Higher Prices for Texas Electricity: What A New Report Recommends
With warnings piling up that Texas could face power blackouts this summer, a consulting group gave its support to the Texas Public Utility Commission’s (PUC) proposal to dramatically increase the cap on the wholesale price of electricity during critical, high demand times. The idea is to make Texas a more profitable electricity market so investors will be willing to fund construction of new power plants.
The Brattle Group report to the Electric Reliability Council of Texas (ERCOT) recommends tripling the maximum wholesale price “from the current $3,000 to $9000…but impose this price cap only in extreme scarcity events,” said the report.
Those figures are in keeping with what the PUC has proposed and which the commission’s chairman wants to start phasing in this summer.
But the Brattle Group report had a warning:
“…we urge caution about implementing major changes too quickly or without sufficient analytical support or stakeholder consideration. Complex market design changes will likely take more than a year to implement, and market participants need to be allowed ample time to prepare for the implementation of any changes.”
PUC Chairman Donna Nelson said in a statement issued through ERCOT:
“The Brattle Group’s report confirms that we are moving in the right direction. I look forward to reviewing the report fully and discussing next steps with my fellow Commissioners in the coming months.”
Consumer groups, some municipal governments, and some environmental groups counter that higher prices are the last thing Texas needs, pointing out its electricity already costs more than in many of the surrounding states.
The Lone Star Chapter of the Sierra Club said the price cap proposals will hurt residential users:
“The proposal by PUC to raise the maximum bid from $3,000 up to $9,000 for one megawatt hour could put the squeeze on the average Texan’s wallet, costing a household an additional $480 a year in electricity cost. An independent analysis performed on behalf of ERCOT found that raising the maximum cost of one megawatt to $4,500 would raise overall electricity prices by some $15 per month on the average homeowner’s bill, while PUC’s second proposal to raise the maximum bid to $9,000 by 2015 could raise overall prices by $40 dollars on the average bill.”
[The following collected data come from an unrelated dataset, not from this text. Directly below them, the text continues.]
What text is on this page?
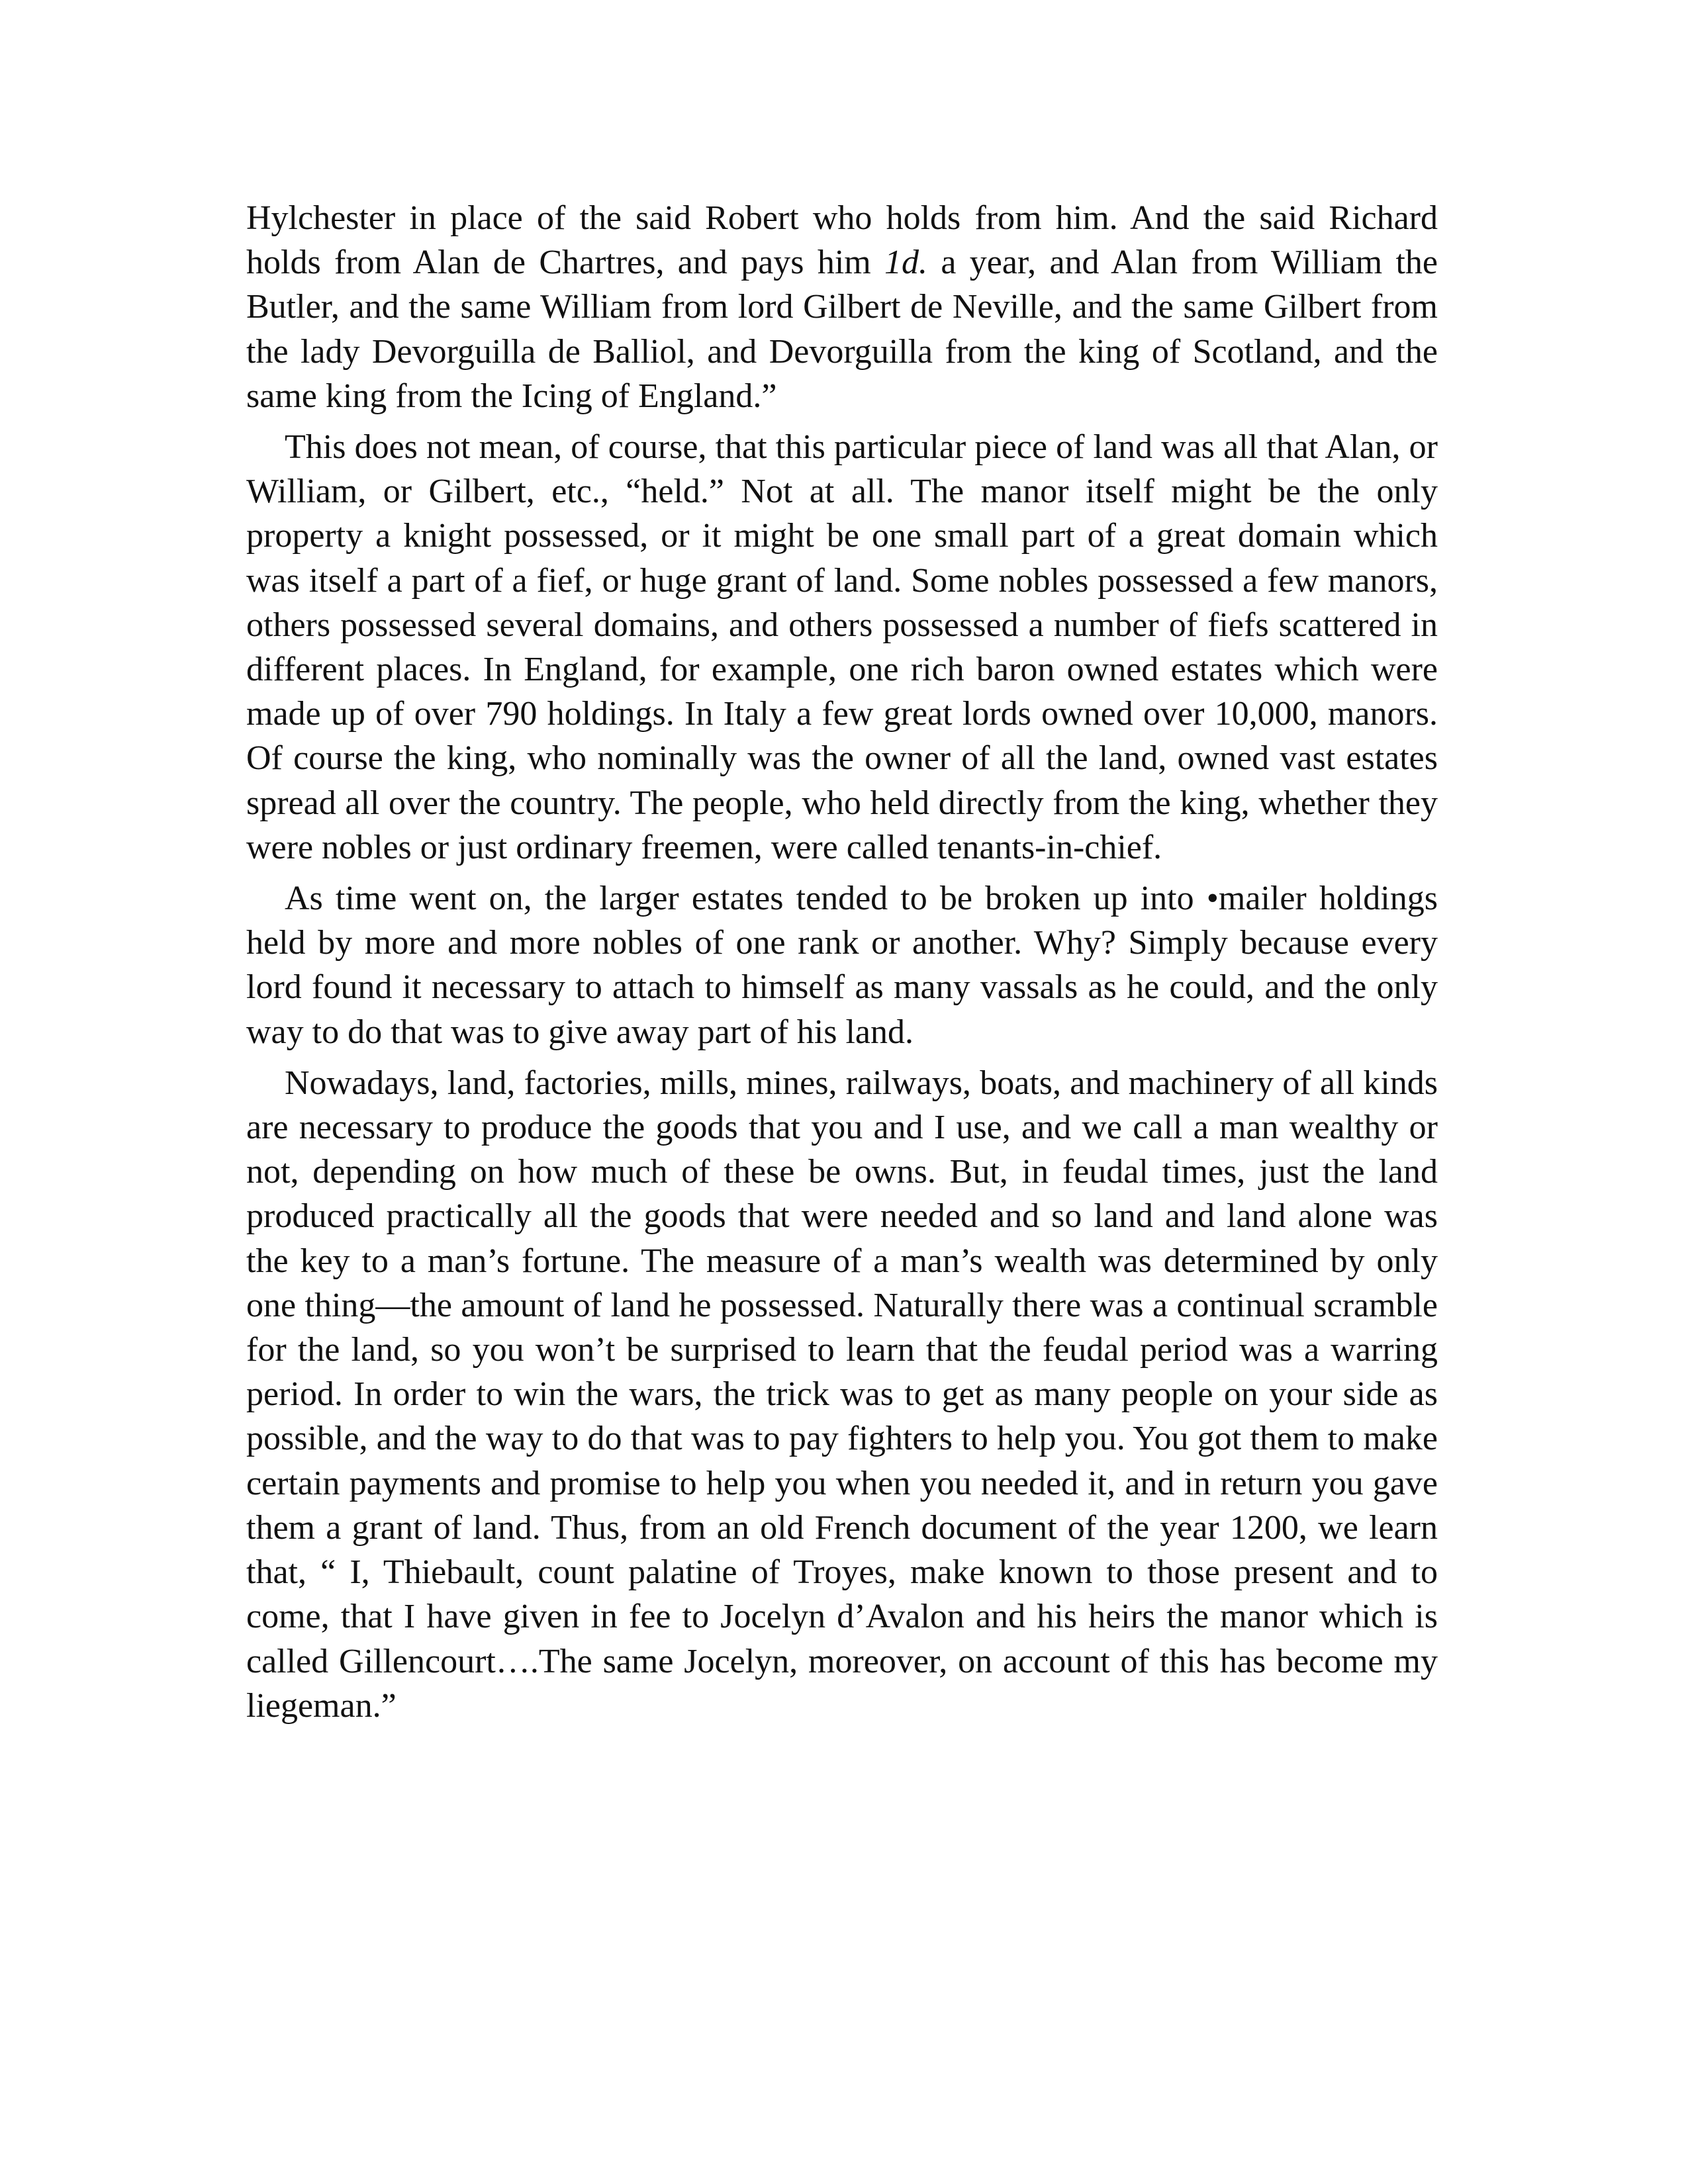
Hylchester in place of the said Robert who holds from him. And the said Richard holds from Alan de Chartres, and pays him 1d. a year, and Alan from William the Butler, and the same William from lord Gilbert de Neville, and the same Gilbert from the lady Devorguilla de Balliol, and Devorguilla from the king of Scotland, and the same king from the Icing of England.”

This does not mean, of course, that this particular piece of land was all that Alan, or William, or Gilbert, etc., “held.” Not at all. The manor itself might be the only property a knight possessed, or it might be one small part of a great domain which was itself a part of a fief, or huge grant of land. Some nobles possessed a few manors, others possessed several domains, and others possessed a number of fiefs scattered in different places. In England, for example, one rich baron owned estates which were made up of over 790 holdings. In Italy a few great lords owned over 10,000, manors. Of course the king, who nominally was the owner of all the land, owned vast estates spread all over the country. The people, who held directly from the king, whether they were nobles or just ordinary freemen, were called tenants-in-chief.

As time went on, the larger estates tended to be broken up into •mailer holdings held by more and more nobles of one rank or another. Why? Simply because every lord found it necessary to attach to himself as many vassals as he could, and the only way to do that was to give away part of his land.

Nowadays, land, factories, mills, mines, railways, boats, and machinery of all kinds are necessary to produce the goods that you and I use, and we call a man wealthy or not, depending on how much of these be owns. But, in feudal times, just the land produced practically all the goods that were needed and so land and land alone was the key to a man’s fortune. The measure of a man’s wealth was determined by only one thing—the amount of land he possessed. Naturally there was a continual scramble for the land, so you won’t be surprised to learn that the feudal period was a warring period. In order to win the wars, the trick was to get as many people on your side as possible, and the way to do that was to pay fighters to help you. You got them to make certain payments and promise to help you when you needed it, and in return you gave them a grant of land. Thus, from an old French document of the year 1200, we learn that, “ I, Thiebault, count palatine of Troyes, make known to those present and to come, that I have given in fee to Jocelyn d’Avalon and his heirs the manor which is called Gillencourt….The same Jocelyn, moreover, on account of this has become my liegeman.”
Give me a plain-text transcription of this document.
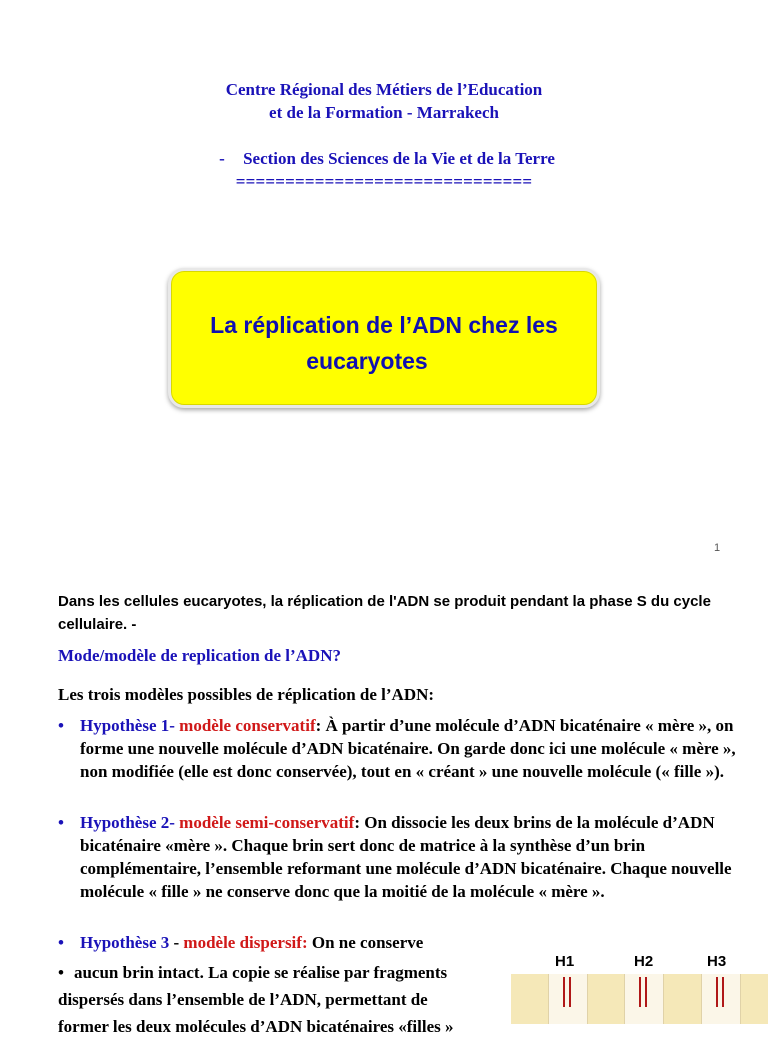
Centre Régional des Métiers de l’Education
et de la Formation - Marrakech
- Section des Sciences de la Vie et de la Terre
==============================
La réplication de l’ADN chez les
eucaryotes
1
Dans les cellules eucaryotes, la réplication de l'ADN se produit pendant la phase S du cycle cellulaire. -
Mode/modèle de replication de l’ADN?
Les trois modèles possibles de réplication de l’ADN:
• Hypothèse 1- modèle conservatif: À partir d’une molécule d’ADN bicaténaire « mère », on forme une nouvelle molécule d’ADN bicaténaire. On garde donc ici une molécule « mère », non modifiée (elle est donc conservée), tout en « créant » une nouvelle molécule (« fille »).
• Hypothèse 2- modèle semi-conservatif: On dissocie les deux brins de la molécule d’ADN bicaténaire «mère ». Chaque brin sert donc de matrice à la synthèse d’un brin complémentaire, l’ensemble reformant une molécule d’ADN bicaténaire. Chaque nouvelle molécule « fille » ne conserve donc que la moitié de la molécule « mère ».
• Hypothèse 3 - modèle dispersif: On ne conserve
• aucun brin intact. La copie se réalise par fragments
dispersés dans l’ensemble de l’ADN, permettant de
former les deux molécules d’ADN bicaténaires «filles »
H1	H2	H3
In a conference call with reporters Friday afternoon, Sam Newell, Principal of The Brattle Group, downplayed the impact on consumers.
“Going to higher caps may sound like it would cost people a lot of money. (But) it does not necessarily cost people more money than having lower caps,” said Newell.
How could that be?
“If you have higher caps, you expect more investment. More investment means you get into scarcity conditions less often. So you’ll get higher prices less often. If you have a lower cap, you’ll have a little less capacity built and so you’ll run into scarcity conditions and high prices more often,” said Newell.
Newell said the benefit to a higher price and more generating capacity is more reliability; that is, less risk of shortages during high demand, hot days.
But will the higher price cap really spur construction of new power plants? Or are investors skittish after power projects in Texas and elsewhere ran into trouble a decade ago?
“In general, I would say the investors were overzealous then, now they’re just being smart,” said Newell.
“If the market signals are right, plenty will come and build.”